What are the key predictors of Executive Success?

Although not always a popular perception statistically, Intellect is the leading predictor of success (although this comes in many forms) – the ability to analyse complex information and make sound judgements. Second is hard work – importantly the best leaders simply put more effort in. Third is emotional resilience – the ability to remain emotionally stable and balanced amid the slings and arrows of outrageous fortune. After those three dimensions, interpersonal warmth and openness to new ideas are the next best predictors of executive success.”

That’s said no amount of intellect will make you successful without the other key factors and hard work is in our view the single most important factor that leads to success.

Does it vary according to context?

“Yes.

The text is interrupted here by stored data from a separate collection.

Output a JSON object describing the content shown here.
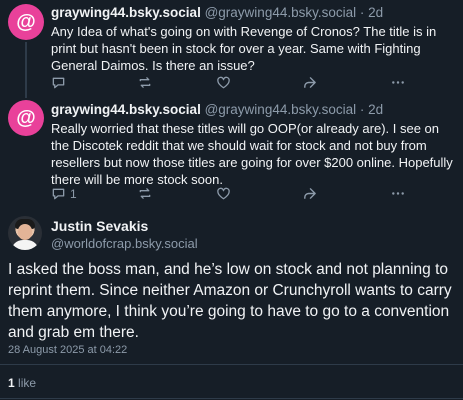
{
  "replies": [
    {
      "avatar_glyph": "@",
      "display_name": "graywing44.bsky.social",
      "handle": "@graywing44.bsky.social",
      "separator": "·",
      "time": "2d",
      "text": "Any Idea of what's going on with Revenge of Cronos? The title is in print but hasn't been in stock for over a year. Same with Fighting General Daimos. Is there an issue?",
      "reply_count": "",
      "repost_count": "",
      "like_count": ""
    },
    {
      "avatar_glyph": "@",
      "display_name": "graywing44.bsky.social",
      "handle": "@graywing44.bsky.social",
      "separator": "·",
      "time": "2d",
      "text": "Really worried that these titles will go OOP(or already are). I see on the Discotek reddit that we should wait for stock and not buy from resellers but now those titles are going for over $200 online. Hopefully there will be more stock soon.",
      "reply_count": "1",
      "repost_count": "",
      "like_count": ""
    }
  ],
  "main_post": {
    "display_name": "Justin Sevakis",
    "handle": "@worldofcrap.bsky.social",
    "text": "I asked the boss man, and he’s low on stock and not planning to reprint them. Since neither Amazon or Crunchyroll wants to carry them anymore, I think you’re going to have to go to a convention and grab em there.",
    "timestamp": "28 August 2025 at 04:22",
    "like_count": "1",
    "like_label": "like"
  },
  "first_reply_count_shown": "1",
  "colors": {
    "background": "#161e27",
    "avatar_pink": "#e9419a",
    "text": "#f1f3f5",
    "muted": "#8d9baa",
    "divider": "#2e3b49"
  },
  "icons": [
    "reply-icon",
    "repost-icon",
    "like-icon",
    "more-icon"
  ]
}
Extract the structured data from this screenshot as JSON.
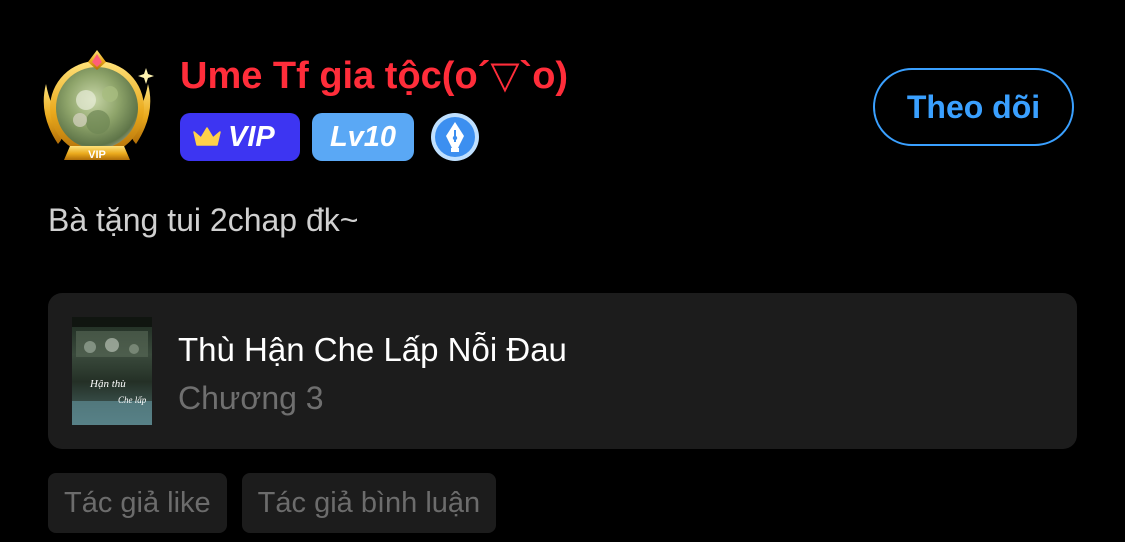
{
  "user": {
    "name": "Ume Tf gia tộc(o´▽`o)",
    "name_color": "#ff2d3a",
    "avatar_frame_label": "VIP"
  },
  "badges": {
    "vip_label": "VIP",
    "vip_color": "#3d35f2",
    "crown_color": "#ffd24a",
    "level_label": "Lv10",
    "level_color": "#5aa8f5",
    "creator_icon": "pen-nib-icon",
    "creator_color": "#3c8ff0"
  },
  "follow_button": {
    "label": "Theo dõi",
    "color": "#3aa0ff"
  },
  "comment": {
    "text": "Bà tặng tui 2chap đk~"
  },
  "book": {
    "title": "Thù Hận Che Lấp Nỗi Đau",
    "chapter": "Chương 3",
    "cover_text_line1": "Hận thù",
    "cover_text_line2": "Che lấp"
  },
  "tags": [
    {
      "label": "Tác giả like"
    },
    {
      "label": "Tác giả bình luận"
    }
  ]
}
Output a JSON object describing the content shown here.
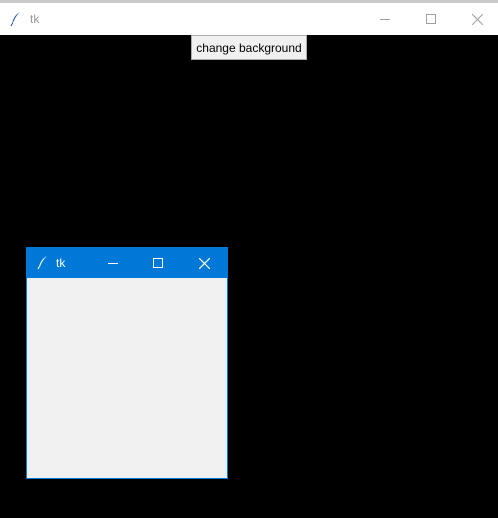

In larger organisation the CEO needs to manage across scale, and leverage his/her influence through teams of others. In smaller institutions or charities it is much more about being a jack of all trades and moving at pace. Clearly in the public sector process-adherence, inclusion and stakeholder management are critically important. But you still need intellect, hard work and emotional stability whatever the context”.

How much better is a star than an average performer?

“A star is worth 6 or 8 average performers. If your goal is social justice then spread employment, rewards and attention around. If your goal is optimum performance, then concentrate on recruiting and retaining the very best people. Gear your opportunities, development and remuneration towards them. You don’t want every employee to be a star performer as conflict will arise, but better too many than too few”.

How would you allocate scarce HR resources between selection and development?

Here it is essential to get the balance right as each organisation is unique. As a guide 70% to selection and assessment, 30% to learning and development. Getting the right people on the bus is the most important factor.

How do you ensure future leaders realize their potential?

“The evidence increasingly supports the concept of deliberate practice, which has 5 steps. 1) Exposure to excellence – allow them to work with and observe talented leaders. 2) Encourage them to isolate the key components of the excellence they are seeing. 3) Give future-leaders opportunities to repeatedly practice these different components, followed by timely, honest feedback. 4) Continual stretch – keep raising the bar, keep giving them a coat one size too big. 5) Give your high potentials time to reflect upon their experiences and assimilate what they have learnt. More generally, in the area of employee development it is particularly important to avoid professional fads – there is no silver bullet.

If you could only do one thing to improve team performance, what would it be?

The best piece of advice we can give organisation is to ensure everyone understands the goals of the team, and reviewed these regularly, for example, every 6 months. The next most important thing is role-clarity – does everyone understand what each of them is there to do and how each role relates to the

organisations strategy. The final element is clear and concise communication of the vision. If people do not know where they are going, how will they ever get there.

Explode some management myths for us.

“The idea that a successful executive career can proceed hand-in-hand with reasonable work-life balance is something we have rarely seen in practice. Also flawed is the notion that cream always rises to the top in organisations. Having the right skills mix is essential but you also need luck, and effective planning particularly in relation to timing. Finally, some commentators hold the view that the best leaders are very team orientated – very consultative. In fact, we have seen many leaders fail by being too inclusive. Their strategy becomes a mushy amalgam of everyone’s ideas, ultimately indistinct and bland. The best leaders do some consulting, and they do some market research, but they also back their own instincts and beliefs – they pick one line and pursue it, usually without compromise.”